None of these conversations ever end with the sudden discovery of a Yellow Brick Road to serenity.
We stashed the political talk in good temper, however, and got into the car. I drove her to the airport for a board meeting in Washington. After five minutes of Mozart we started talking politics.
We talked politics on Hwy. 494, on Hwy. 394 and on the ramps to the Minneapolis-St. Paul airport. We were squeezed for time because of Minnesota’s annual celebration of summer, the reconstruction of roads and rerouting of traffic. We babbled politics for miles, and then I said:
“Migawd, the ramp to the airport. I missed it.”
We were halfway to the southern Minnesota cornfields before I reversed and came back to the ramp.
“My fault,” I said. “I should have been watching the signs.”

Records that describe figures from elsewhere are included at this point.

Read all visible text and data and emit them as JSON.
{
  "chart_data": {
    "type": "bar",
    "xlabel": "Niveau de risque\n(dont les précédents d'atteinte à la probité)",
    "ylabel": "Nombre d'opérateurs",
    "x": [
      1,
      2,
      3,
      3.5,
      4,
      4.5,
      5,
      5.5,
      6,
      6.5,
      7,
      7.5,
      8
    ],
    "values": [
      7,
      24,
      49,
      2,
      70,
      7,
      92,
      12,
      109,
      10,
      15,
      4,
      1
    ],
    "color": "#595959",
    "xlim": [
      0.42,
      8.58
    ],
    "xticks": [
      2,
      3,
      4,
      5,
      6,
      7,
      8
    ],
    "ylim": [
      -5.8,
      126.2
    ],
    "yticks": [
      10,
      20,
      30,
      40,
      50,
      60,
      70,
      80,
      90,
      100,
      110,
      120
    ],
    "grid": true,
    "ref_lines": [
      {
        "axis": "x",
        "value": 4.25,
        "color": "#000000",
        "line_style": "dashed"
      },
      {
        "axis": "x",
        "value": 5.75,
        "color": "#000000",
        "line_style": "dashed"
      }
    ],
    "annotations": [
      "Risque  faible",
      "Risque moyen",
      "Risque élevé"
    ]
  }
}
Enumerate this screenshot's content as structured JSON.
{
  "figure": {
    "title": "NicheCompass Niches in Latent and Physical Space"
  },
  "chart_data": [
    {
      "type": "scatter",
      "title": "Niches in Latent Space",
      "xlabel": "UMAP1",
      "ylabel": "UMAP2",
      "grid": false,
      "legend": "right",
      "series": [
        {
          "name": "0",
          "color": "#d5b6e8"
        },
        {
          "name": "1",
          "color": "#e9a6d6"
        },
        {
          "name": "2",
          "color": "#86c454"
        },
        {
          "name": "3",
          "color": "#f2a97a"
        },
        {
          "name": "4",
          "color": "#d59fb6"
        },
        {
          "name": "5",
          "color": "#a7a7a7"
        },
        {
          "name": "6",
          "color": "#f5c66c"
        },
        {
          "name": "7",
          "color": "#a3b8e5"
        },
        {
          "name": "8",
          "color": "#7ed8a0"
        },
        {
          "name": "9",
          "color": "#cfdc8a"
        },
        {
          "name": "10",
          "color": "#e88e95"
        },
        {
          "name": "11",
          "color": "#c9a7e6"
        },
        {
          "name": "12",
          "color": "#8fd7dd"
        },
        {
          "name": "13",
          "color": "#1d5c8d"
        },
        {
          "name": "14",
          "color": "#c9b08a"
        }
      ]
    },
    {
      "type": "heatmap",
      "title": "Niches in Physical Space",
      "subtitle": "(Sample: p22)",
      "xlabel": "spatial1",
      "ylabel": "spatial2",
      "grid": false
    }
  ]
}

Susan responded with Mayflowerian grace. “It was just as much my fault,” she said.
“You’re generous,” I said. “But I was the guy who goofed.”
My wife frowned. “Please don’t try to tell me whose fault it is.”
We almost missed the flight.
I have to believe this is happening all over the country. But I’m saying, all right, the election, Bring It On.
I told my wife: Let mercy reign. There are nearly four months to go. $400 million worth of political advertising and sound bites. It may be a photo finish. Which happens first, America saves its soul or loses its mind?
My wife was sweet about it. “Whatever you’re predicting,” she said, “let me be the first to know.